Immerhin bekomme ich so einen Teil der spannenden Vorträge mit. Es geht um den unerklärlichen Zuwachs von „LSE-Kindern“ mit Defiziten in den Bereichen Lernen, Soziales, Emotionen (früher hätte man „lernbehindert“ und „verhaltensauffällig“ gesagt), Nachteilsausgleich und Berufseinstiegsbegleitung. Ich erfahre von engen und weiten Inklusionsbegriffen. Von der Inklusion von Menschen mit Behinderungen und der Inklusion „aller von Diversität betroffenen Menschen“.

Wow. Von „Unterschiedlichkeit“ betroffen. Das betrifft eigentlich jeden Menschen – mehr oder weniger. Ganz sicher bin ich von Unterschiedlichkeit betroffen. Sogar sehr. Bin kein Bildungs- oder Inklusionsexperte. Habe mich als dickköpfiger Künstler mit extremem Individualitäts- und Freiheitsfetisch freiwillig von der Mehrheitsgesellschaft abgesondert. Und doch darf ich hier sein. Am Rand, aber dabei. Immerhin ist der Rand immer eine gute Beobachterposition. Aber ich bin ja nicht nur zum Beobachten hier.

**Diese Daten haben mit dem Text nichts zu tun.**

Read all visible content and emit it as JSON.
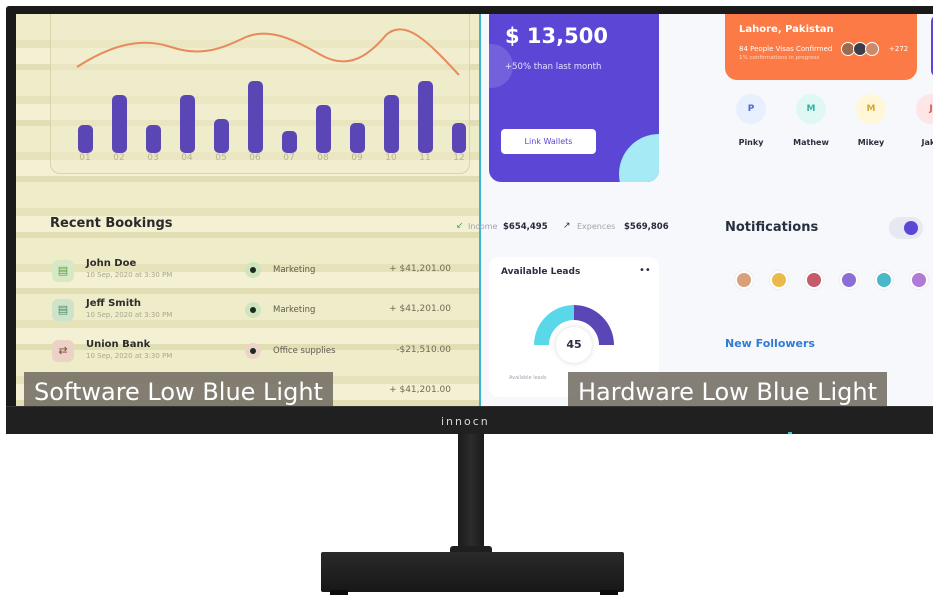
{
  "left_panel": {
    "chart": {
      "ticks": [
        "01",
        "02",
        "03",
        "04",
        "05",
        "06",
        "07",
        "08",
        "09",
        "10",
        "11",
        "12"
      ]
    },
    "recent_bookings_title": "Recent Bookings",
    "bookings": [
      {
        "name": "John Doe",
        "date": "10 Sep, 2020 at 3:30 PM",
        "category": "Marketing",
        "amount": "+ $41,201.00"
      },
      {
        "name": "Jeff Smith",
        "date": "10 Sep, 2020 at 3:30 PM",
        "category": "Marketing",
        "amount": "+ $41,201.00"
      },
      {
        "name": "Union Bank",
        "date": "10 Sep, 2020 at 3:30 PM",
        "category": "Office supplies",
        "amount": "-$21,510.00"
      },
      {
        "name": "",
        "date": "",
        "category": "",
        "amount": "+ $41,201.00"
      }
    ],
    "caption": "Software Low Blue Light"
  },
  "right_panel": {
    "wallet": {
      "amount": "$ 13,500",
      "change": "+50% than last month",
      "button": "Link Wallets"
    },
    "income": {
      "label": "Income",
      "value": "$654,495"
    },
    "expences": {
      "label": "Expences",
      "value": "$569,806"
    },
    "leads": {
      "title": "Available Leads",
      "more": "••",
      "center": "45",
      "legend": "Available leads"
    },
    "location": {
      "title": "Lahore, Pakistan",
      "subtitle": "84 People Visas Confirmed",
      "note": "1% confirmations in progress",
      "more": "+272"
    },
    "people": [
      {
        "initial": "P",
        "name": "Pinky"
      },
      {
        "initial": "M",
        "name": "Mathew"
      },
      {
        "initial": "M",
        "name": "Mikey"
      },
      {
        "initial": "J",
        "name": "Jake"
      }
    ],
    "notifications_title": "Notifications",
    "new_followers_title": "New Followers",
    "caption": "Hardware Low Blue Light"
  },
  "monitor": {
    "brand": "innocn"
  }
}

Nutze die Mittagspause, um meine Inklusion in diesen Kongress voranzutreiben. Schiebe mein Büro kurzerhand vor die Tür ins Foyer, mitten in die Masse der wortgeschwängerten, hungrigen, durstigen Kongressteilnehmer. Hemdkragen werden gelockert, Blusen gelüftet, Kaffee verschüttet. Es gibt ein Bedürfnis zu reden. Manche sind jetzt übervoll mit Wörtern und gelegentlich schwappen sie über auf meinen Schreibtisch. Sobald die Ersten hier stehen und schauen, greift das Gesetz der Neugier und der Nachahmung. Aus einzelnen Interessierten werden kleine Gruppen. Wo eine Gruppe steht, scheint etwas los zu sein. Es spricht sich herum: hier kann abgestempelt werden! Mit dem Abstempeln von Wörtern haben die Kongressteilnehmer keine Probleme.

Abgestempelt werden:  „Ausbildungsreife“, „Finanzierungsvorbehalt“ „Rehabilitationspädagogischen Zusatzausbildung“. „Übergangslösung“ und „Warteschleife“ müssen dran glauben ebenso wie „zielführende“ „Zeitfenster“ mit „Pilotprojekten“ und „Eingliederungsvereinbarung“. Auch „handlungsorientiert“ „gegenderte“ „Dunkelziffern“ sorgen für Sprachfrust. Vor allem wenn sie in „europaweiten Ausschreibungsverfahren“ in „gefühlte“ „Stellenhülsen“ gegossen werden.

Stellenhülse“! Was für ein fantastisches neues Wort aus den sprachlichen Denkfabriken des öffentlichen Dienstes. Offiziell existiert es nicht. Es ist in keinem Lexikon zu finden. Und doch ist es da. Es bezeichnet auch etwas, das nicht existiert, aber verwaltet werden muß. Ist das Existenzialismus oder Zen? Manche behaupten, es ginge um formale Scheinstellen, die weder finanziert noch besetzt seien. Die präziseste Beschreibung stammt von der Uni-Göttingen. Am Anfang war die Hülse, dann kam die Tarifgruppe, gefolgt von der Stelle. Und am Ende schlüpft ein Mensch herein, vielleicht, oder auch nicht. Aber niemals ohne Hülse. Zumindest in Göttingen.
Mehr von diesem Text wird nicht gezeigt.